Ко мне в гости Ямпольский частенько приходил со своими записками. Писал он изо дня в день, с удовольствием и упорством. Писалось ему, как он говорил, легко: стоит лишь взять перо в руки — и сразу рождаются строчки и даже целые страницы. Писал он в толстых общих тетрадях, почерк у него был с завитушками, с вычурными, будто им самим выдуманными буквами, так что приходилось разбирать через пень колоду. В старину доктора так писали рецепты: будь ты хоть семи пядей во лбу — не прочтешь, и никто, кроме старичка аптекаря, ничего не разберет.
Сдвинув очки на лоб и держа тетрадку перед воспаленными глазами, чуть не утыкаясь в нее носом, доктор Ямпольский садился передо мной и прочитывал мне свое новое произведение. Читая, он то и дело прищелкивал пальцами. Часто сам, где следовало, улыбался или, напротив, хмурился, а представляя действующих лиц в диалоге, менял голос от самого низкого баса до самого тонкого фальцета. На меня он при чтении не глядел, лишь время от времени поднимал глаза куда-то поверх моей головы. Трудно было понять, то ли, читая, он представляет перед собой целый зал, полный публики, то ли забывает даже обо мне одном.

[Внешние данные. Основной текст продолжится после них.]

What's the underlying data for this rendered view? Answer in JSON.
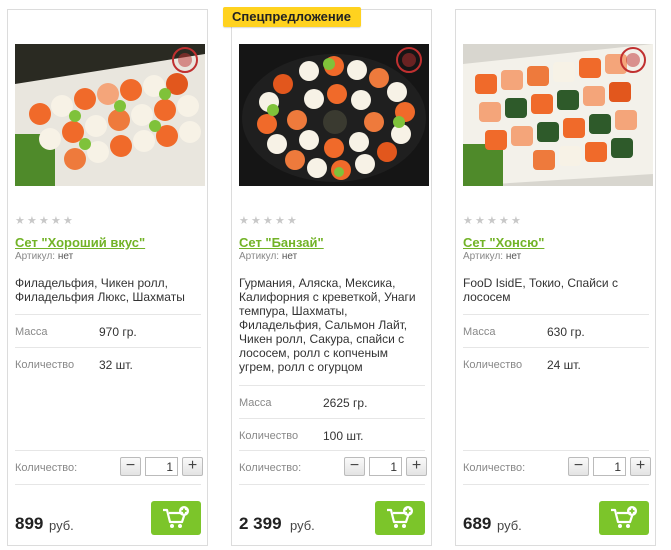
{
  "currency": "руб.",
  "quantity_label": "Количество:",
  "mass_label": "Масса",
  "count_label": "Количество",
  "article_label": "Артикул:",
  "colors": {
    "accent_green": "#72b327",
    "cart_green": "#7cc52a",
    "badge_yellow": "#ffd21f"
  },
  "products": [
    {
      "badge": "",
      "title": "Сет \"Хороший вкус\"",
      "article": "нет",
      "rating": 0,
      "description": "Филадельфия, Чикен ролл, Филадельфия Люкс, Шахматы",
      "mass": "970 гр.",
      "count": "32 шт.",
      "quantity": "1",
      "price": "899"
    },
    {
      "badge": "Спецпредложение",
      "title": "Сет \"Банзай\"",
      "article": "нет",
      "rating": 0,
      "description": "Гурмания, Аляска, Мексика, Калифорния с креветкой, Унаги темпура, Шахматы, Филадельфия, Сальмон Лайт, Чикен ролл, Сакура, спайси с лососем, ролл с копченым угрем, ролл с огурцом",
      "mass": "2625 гр.",
      "count": "100 шт.",
      "quantity": "1",
      "price": "2 399"
    },
    {
      "badge": "",
      "title": "Сет \"Хонсю\"",
      "article": "нет",
      "rating": 0,
      "description": "FooD IsidE, Токио, Спайси с лососем",
      "mass": "630 гр.",
      "count": "24 шт.",
      "quantity": "1",
      "price": "689"
    }
  ]
}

Он писал рассказы, повести, романы. Тема у него везде была одна: любовь. Его творчество осталось для меня загадкой, хотя, кажется, было ясно как день, что с литературой — я имею в виду истинную литературу — все это имело мало общего. Все у него выглядело нарочито, нежизненно, неправдоподобно, напоминало что-то читанное в книгах и к тому же было изложено крайне примитивно, по-школярски, без малейшего проблеска остроумия. Напротив, во многих местах даже глуповато, неловко, растянуто, без чувства меры и вкуса. Признаюсь, иной раз мне казалось, что судьба, сочтя несчастье с сыном слишком легким, отпустила доктору его страсть к писанию как довесок. Конечно, лучше было бы по-дружески сказать ему: «К чему вы впустую тратите силы и время? У вас получается не то. Не годится!» Но, во-первых, сказать такое человеку — не значит ли сразу подрубить ему крылья? А во-вторых, можно ли вообще говорить такое кому бы то ни было и возможна ли абсолютная и окончательная уверенность в этом деле? Я видел, как лицо его светится от наслаждения, когда он мне читает что-нибудь. Подумал я и о тайной силе, каждый день сажающей его за письменный стол с пером в руках и властно повелевающей: пиши! Я задумался и над единственной его темой — любовью: видимо, она копилась в нем всю жизнь и вот теперь, на старости лет, перехлестывая через края, выливается на бумагу. Уже в этом одном, думалось мне, есть нечто глубоко человечное, доброе, нечто особо свойственное именно и только ему — Ямпольскому. Наконец, в эти убористо исписанные тетради вложены его мысли, чувства, картины и видения, пусть непрофессионально сочиненные, неловко и беспомощно изложенные на бумаге, но эта неловкость и беспомощность — его собственные, в них — он сам. И если он испытывает радость, если даже это не более чем несбыточные мечты, утешающие его на старости лет, — можно ли взять и отрезать: «Не годится»?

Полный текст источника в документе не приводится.